WASHINGTON – Two prominent US senators call on the US administration to resolve differences with Israel “amicably and in a manner that befits longstanding strategic allies” in the preamble to a letter thousands of American Israel Public Affairs Committee activists will be urging lawmakers to sign this week.

The letter, written by Barbara Boxer (D-California) and Johnny Isakson (R-Georgia) and addressed to US Secretary of State Hillary Clinton, along with its House companion will be centerpieces of Israel advocates’ lobbying as part of the AIPAC annual conference.

The conference, which begins Sunday and is expected to attract an unprecedented 7,500 attendees, comes as the US and Israel have been embroiled in their most serious crisis in years.

The diplomatic spat began when the Interior Ministry approved 1,600 housing units in east Jerusalem during US Vice President Joe Biden’s trip to the country last week. Prime Minister Binyamin Netanyahu, who said he was taken by surprise by the Interior Ministry’s decision, apologized several times. After Biden acknowledged the apology and had returned to Washington, Clinton placed a nearly 45-minute call to Netanyahu registering American displeasure and questioning Israel’s commitment to its relationship with the US due to a move she publicly called an “insult.”

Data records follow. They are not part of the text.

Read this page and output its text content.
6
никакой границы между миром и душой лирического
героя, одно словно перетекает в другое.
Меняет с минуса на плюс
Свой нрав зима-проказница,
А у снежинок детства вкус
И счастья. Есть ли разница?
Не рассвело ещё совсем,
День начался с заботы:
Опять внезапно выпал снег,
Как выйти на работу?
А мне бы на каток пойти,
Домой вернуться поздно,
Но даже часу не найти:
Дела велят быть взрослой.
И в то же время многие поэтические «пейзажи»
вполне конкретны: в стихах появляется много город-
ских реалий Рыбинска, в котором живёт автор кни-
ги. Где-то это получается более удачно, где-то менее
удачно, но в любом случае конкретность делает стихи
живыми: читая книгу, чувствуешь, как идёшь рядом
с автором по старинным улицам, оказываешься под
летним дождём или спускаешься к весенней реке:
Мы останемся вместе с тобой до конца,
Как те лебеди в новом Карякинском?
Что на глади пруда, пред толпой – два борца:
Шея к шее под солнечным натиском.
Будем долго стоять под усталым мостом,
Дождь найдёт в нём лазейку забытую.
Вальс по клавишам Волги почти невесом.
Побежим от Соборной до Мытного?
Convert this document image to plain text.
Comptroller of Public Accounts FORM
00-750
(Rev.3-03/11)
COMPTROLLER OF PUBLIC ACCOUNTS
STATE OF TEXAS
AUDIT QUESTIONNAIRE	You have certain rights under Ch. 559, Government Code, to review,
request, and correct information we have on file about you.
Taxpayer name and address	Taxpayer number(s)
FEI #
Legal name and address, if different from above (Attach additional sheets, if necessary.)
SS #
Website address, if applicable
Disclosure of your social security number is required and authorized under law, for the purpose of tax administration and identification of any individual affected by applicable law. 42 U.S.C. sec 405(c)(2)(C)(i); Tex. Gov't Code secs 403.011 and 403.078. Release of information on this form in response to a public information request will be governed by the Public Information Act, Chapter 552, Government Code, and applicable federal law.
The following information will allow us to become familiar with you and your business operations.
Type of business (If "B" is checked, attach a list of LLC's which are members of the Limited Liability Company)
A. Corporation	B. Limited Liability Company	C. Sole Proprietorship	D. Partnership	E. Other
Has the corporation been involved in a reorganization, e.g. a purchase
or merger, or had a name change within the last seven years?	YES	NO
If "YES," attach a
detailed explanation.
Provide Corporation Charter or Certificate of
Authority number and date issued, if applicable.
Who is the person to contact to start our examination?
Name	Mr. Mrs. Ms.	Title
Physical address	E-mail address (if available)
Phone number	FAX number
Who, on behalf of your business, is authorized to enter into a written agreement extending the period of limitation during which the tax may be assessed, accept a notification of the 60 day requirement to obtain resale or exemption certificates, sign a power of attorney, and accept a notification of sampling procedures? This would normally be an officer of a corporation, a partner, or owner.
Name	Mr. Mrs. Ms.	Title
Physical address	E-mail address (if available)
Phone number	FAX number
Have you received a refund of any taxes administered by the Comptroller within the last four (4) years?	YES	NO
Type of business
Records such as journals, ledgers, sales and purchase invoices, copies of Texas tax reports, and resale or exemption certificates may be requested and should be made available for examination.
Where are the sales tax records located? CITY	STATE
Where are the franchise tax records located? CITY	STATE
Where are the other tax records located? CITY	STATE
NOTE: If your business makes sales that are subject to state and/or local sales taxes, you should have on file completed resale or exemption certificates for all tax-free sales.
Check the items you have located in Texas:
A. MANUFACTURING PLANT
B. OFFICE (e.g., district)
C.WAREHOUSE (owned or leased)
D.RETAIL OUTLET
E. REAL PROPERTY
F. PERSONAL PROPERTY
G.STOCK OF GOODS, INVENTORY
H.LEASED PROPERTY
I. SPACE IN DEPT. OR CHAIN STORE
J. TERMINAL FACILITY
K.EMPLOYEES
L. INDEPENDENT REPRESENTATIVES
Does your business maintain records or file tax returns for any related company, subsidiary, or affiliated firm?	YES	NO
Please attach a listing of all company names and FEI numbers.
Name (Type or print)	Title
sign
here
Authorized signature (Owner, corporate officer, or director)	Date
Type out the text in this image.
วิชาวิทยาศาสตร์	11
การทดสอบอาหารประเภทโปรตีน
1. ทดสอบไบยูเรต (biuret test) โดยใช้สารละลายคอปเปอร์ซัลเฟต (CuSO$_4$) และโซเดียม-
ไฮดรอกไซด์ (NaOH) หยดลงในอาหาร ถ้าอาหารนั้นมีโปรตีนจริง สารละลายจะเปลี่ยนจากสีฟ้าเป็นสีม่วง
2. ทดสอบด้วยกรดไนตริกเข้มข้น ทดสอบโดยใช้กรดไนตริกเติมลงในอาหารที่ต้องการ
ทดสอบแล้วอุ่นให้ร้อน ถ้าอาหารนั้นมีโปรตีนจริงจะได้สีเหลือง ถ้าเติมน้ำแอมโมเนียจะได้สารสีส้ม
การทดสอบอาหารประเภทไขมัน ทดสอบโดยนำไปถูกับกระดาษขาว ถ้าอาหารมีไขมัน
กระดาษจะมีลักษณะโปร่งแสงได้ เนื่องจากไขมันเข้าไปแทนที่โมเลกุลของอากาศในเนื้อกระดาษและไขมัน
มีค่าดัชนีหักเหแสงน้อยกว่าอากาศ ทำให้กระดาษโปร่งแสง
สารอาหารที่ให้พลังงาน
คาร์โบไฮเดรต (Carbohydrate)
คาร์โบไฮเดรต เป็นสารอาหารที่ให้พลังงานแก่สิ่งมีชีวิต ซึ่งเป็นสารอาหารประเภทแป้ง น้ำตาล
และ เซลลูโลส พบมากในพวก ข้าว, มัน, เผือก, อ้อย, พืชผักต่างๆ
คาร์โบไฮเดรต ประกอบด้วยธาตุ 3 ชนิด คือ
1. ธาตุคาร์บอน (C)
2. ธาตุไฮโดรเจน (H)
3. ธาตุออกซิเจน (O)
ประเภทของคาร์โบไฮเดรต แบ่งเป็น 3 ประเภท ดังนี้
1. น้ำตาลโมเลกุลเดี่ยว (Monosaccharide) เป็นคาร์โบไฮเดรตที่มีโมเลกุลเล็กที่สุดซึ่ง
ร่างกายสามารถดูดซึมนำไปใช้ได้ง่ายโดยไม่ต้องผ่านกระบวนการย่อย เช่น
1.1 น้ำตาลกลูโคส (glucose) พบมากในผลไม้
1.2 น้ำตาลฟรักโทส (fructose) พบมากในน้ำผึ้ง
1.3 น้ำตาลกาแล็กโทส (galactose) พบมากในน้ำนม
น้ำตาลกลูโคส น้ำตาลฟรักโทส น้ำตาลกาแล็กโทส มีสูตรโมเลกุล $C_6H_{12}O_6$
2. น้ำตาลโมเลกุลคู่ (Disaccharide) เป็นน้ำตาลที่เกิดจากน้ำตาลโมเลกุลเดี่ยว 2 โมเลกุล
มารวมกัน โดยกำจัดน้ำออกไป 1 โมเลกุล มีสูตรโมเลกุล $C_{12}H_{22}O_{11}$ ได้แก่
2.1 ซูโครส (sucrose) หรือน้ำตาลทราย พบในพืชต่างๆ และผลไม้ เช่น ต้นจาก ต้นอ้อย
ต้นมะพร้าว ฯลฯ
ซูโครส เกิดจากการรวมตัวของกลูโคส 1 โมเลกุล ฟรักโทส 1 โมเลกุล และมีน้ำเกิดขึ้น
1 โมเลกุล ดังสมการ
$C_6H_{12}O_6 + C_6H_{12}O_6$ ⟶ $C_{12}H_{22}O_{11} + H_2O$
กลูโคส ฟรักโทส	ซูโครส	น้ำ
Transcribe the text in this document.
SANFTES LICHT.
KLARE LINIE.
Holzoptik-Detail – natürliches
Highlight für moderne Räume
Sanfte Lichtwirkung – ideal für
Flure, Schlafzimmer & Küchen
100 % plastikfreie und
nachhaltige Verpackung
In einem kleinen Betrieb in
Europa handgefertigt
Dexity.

Several Jewish groups and some members of Congress responded by calling on the US administration to turn down the volume and find a way to resolve the dispute with Israel. AIPAC took the unusual step of issuing a public statement calling the incident “a matter of serious concern,” and urging the administration “to work closely and privately with our partner Israel, in a manner befitting strategic allies, to address any issues between the two governments.”

AIPAC activists will take to Capitol Hill on Tuesday to meet with individual legislators at the tail end of the conference and are also expected to press for swift passage of Iran sanctions and to back continued aid to Israel.

But the recent tensions have heightened the profile of the letters to be circulated among members backing the US-Israel relationship and looking to move forward on the peace process. The Senate letter also calls on Clinton to “reaffirm the unbreakable bonds between the United States and Israel.”